New equity crowdfunding regulations that began taking effect last year have transformed the landscape for both entrepreneurs and investors in America. By enabling non-accredited individuals (the vast majority of the population) to invest in early stage startups for the first time, these new regulations have not only leveled the playing field of investing, but also uncapped a completely new source of funding for new growing companies. The new rules were a long time coming, as they were first passed by congress and signed into law in 2012. Only last year, after years of debate and discussion, did the Securities and Exchange Commission (SEC) actually begin to implement the first of these rules. So needles to say, it's a very exciting time to be in the crowdfunding industry.
Entrepreneurs can see the possibilities.
To understand what makes an equity crowdfunding campaign successful, we recently completed an analysis of the first year of so-called Regulation A+ equity crowdfunding campaigns (Reg A+ is one of the popular forms of equity crowdfunding that took effect in June 2015).
We chose to analyze these Reg A+ crowdfunding campaigns because those rules have been in effect for a longer period than the so-called "Title III Regulation Crowdfunding" rules. And, more importantly, Reg A+ will likely have the largest impact on the securities market of any form of crowdfunding. The potential to re-energize the early stage capital markets has led hundreds of firms to explore how to raise up to $50 million per year using these regulations.
Related: Why Equity Crowdfunding Matters to Small Business
But in order to understand where the hype ends and reality begins, entrepreneurs who are considering using any of the new equity crowdfunding regulations should understand three important tips that often mean the difference between success and failure in an equity crowdfunding campaign. After all, this isn't Indiegogo or Kickstarter where you offer rewards — t-shirts, posters, books or gadgets — in exchange for financial backing. Offering equity shares in exchange for crowdfunding investments is entirely different.
Lesson 1: Marketing is key.
The dramatic changes in securities laws that allow entrepreneurs to solicit investors regardless of their income level has upended 80 years of securities law. Under Regulation A+, entrepreneurs can legally reach out to retail investors in additional to accredited, qualified or institutional investors.
Successful Reg A+ raises rely on superbly executed multi-channel marketing campaigns. From interviews with successful firms, it is clear that the first place to start is targeted advertising through social media (primarily Facebook). Remember, you are moving beyond “the 5Fs” — founders, family, friends, fans and fools.
Related: Equity Crowdfunding's First Report Card
It takes money to be successful — typically at least $100,000 in legal, accounting and other compliance costs, and another $50,0000 – $250,000 in advertising. With budgets like these, you must first do a test to determine ad response rates and the acquisition cost of each investor. Our analysis found that the average investment is around $2,000. However, it is best to be conservative when estimating your needed social media budget. In calculating your cost per investor acquisition (CPA), a safe estimate is to assume that each investor puts in only $1,000. Firms like Serenity Ventures are starting to offer a Crowdfunding Scorecard that estimate your CPA and funding likelihood, to allow better planning before committing to the legal and accounting bills.
Lesson 2: Bring your community.
As an active investor, I receive dozens of solicitations a week through social media channels. I have never made an investment outside of my areas of expertise (that's not to say others won't). Firms that are very successful in equity crowdfunding bring substantial online and offline communities to the raise. By substantial I mean tens of thousands of online followers and at least several thousand opted-in names to your active mailing list or newsletter. Most firms who have success in using Reg A+ are also in a sector with a passionate and engaged community — think of local food/distilleries, gaming or VR, or of experimental aircraft associations or communities organized around specific health challenges (diabetes, breast cancer, etc).
If you can’t engage the passion and emotion of a pre-existing consumer industry, it will be hard to mobilize retail investors. Banks and real estate investment funds are using Reg A+ as an alternative way to raise investment capital — but startups and emerging companies must have connection to an existing community and the ability to activate it. The crowdfunding platforms aren’t going to create your community for you or drive large numbers of investors to you without it.

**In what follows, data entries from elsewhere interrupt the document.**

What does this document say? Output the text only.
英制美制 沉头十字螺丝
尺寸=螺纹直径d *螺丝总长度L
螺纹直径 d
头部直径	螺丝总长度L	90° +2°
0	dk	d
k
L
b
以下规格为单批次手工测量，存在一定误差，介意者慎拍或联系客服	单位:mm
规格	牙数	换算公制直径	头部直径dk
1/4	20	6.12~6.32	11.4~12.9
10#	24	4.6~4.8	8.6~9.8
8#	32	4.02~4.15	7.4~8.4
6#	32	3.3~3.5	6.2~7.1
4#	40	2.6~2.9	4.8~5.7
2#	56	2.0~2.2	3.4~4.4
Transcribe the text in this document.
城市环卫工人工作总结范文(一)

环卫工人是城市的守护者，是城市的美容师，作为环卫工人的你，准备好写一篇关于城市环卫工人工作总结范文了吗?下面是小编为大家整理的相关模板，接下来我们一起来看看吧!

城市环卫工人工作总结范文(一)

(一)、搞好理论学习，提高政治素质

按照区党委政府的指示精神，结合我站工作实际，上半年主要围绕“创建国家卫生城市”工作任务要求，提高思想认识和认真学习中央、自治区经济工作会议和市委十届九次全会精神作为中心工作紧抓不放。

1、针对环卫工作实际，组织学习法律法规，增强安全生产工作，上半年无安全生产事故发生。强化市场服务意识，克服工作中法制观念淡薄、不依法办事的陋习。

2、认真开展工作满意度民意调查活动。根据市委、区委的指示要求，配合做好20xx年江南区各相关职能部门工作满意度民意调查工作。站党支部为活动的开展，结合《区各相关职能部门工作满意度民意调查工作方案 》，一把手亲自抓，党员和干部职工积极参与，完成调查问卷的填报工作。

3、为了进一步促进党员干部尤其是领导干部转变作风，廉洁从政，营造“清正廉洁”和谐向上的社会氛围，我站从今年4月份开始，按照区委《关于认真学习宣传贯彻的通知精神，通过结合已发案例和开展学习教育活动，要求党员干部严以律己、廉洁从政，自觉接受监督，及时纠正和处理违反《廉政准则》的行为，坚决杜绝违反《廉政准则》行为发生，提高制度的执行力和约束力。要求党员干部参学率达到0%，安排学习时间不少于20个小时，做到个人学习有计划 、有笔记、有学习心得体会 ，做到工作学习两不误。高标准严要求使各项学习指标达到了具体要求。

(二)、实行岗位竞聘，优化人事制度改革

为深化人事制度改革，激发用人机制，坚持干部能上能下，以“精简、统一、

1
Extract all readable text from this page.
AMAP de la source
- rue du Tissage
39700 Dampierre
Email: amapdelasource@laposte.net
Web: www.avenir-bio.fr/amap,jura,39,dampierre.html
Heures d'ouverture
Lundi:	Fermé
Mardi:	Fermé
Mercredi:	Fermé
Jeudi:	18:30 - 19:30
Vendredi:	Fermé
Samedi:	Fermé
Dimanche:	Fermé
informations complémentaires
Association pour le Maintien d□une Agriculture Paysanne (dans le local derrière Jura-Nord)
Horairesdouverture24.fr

Lesson 3: Timing is everything.
"Testing the Waters" (TTW) allows firms to communicate with potential investors and receive “expressions of interest” from potential investors before the firm officially files their investment offering with the SEC.
While the SEC deserves a substantial amount of praise for honoring its commitment to provide a streamlined and rapid review of the required form filings, it can still be two to four months between filing and having your offering approved by the SEC. This requires delicate timing. If you start your TTW stage early and leave it open for four to six months, it appears that you are likely to lose a substantial number of investors — too much time passes and they lose interest.
Related: Companies Can Now 'Test The Waters' Before Pursuing a Mini-IPO
If an entrepreneur is using TTW as a way to mobilize investor interest for a campaign they are committed to launching, then they may wish to delay the TTW for a month or two after filing with the SEC.
Reg A+ is an exciting, relatively low-cost and streamlined way to raise tens of millions of investment dollars, but it requires expert guidance and a product or service that engages your core community (which can be your base of existing customers).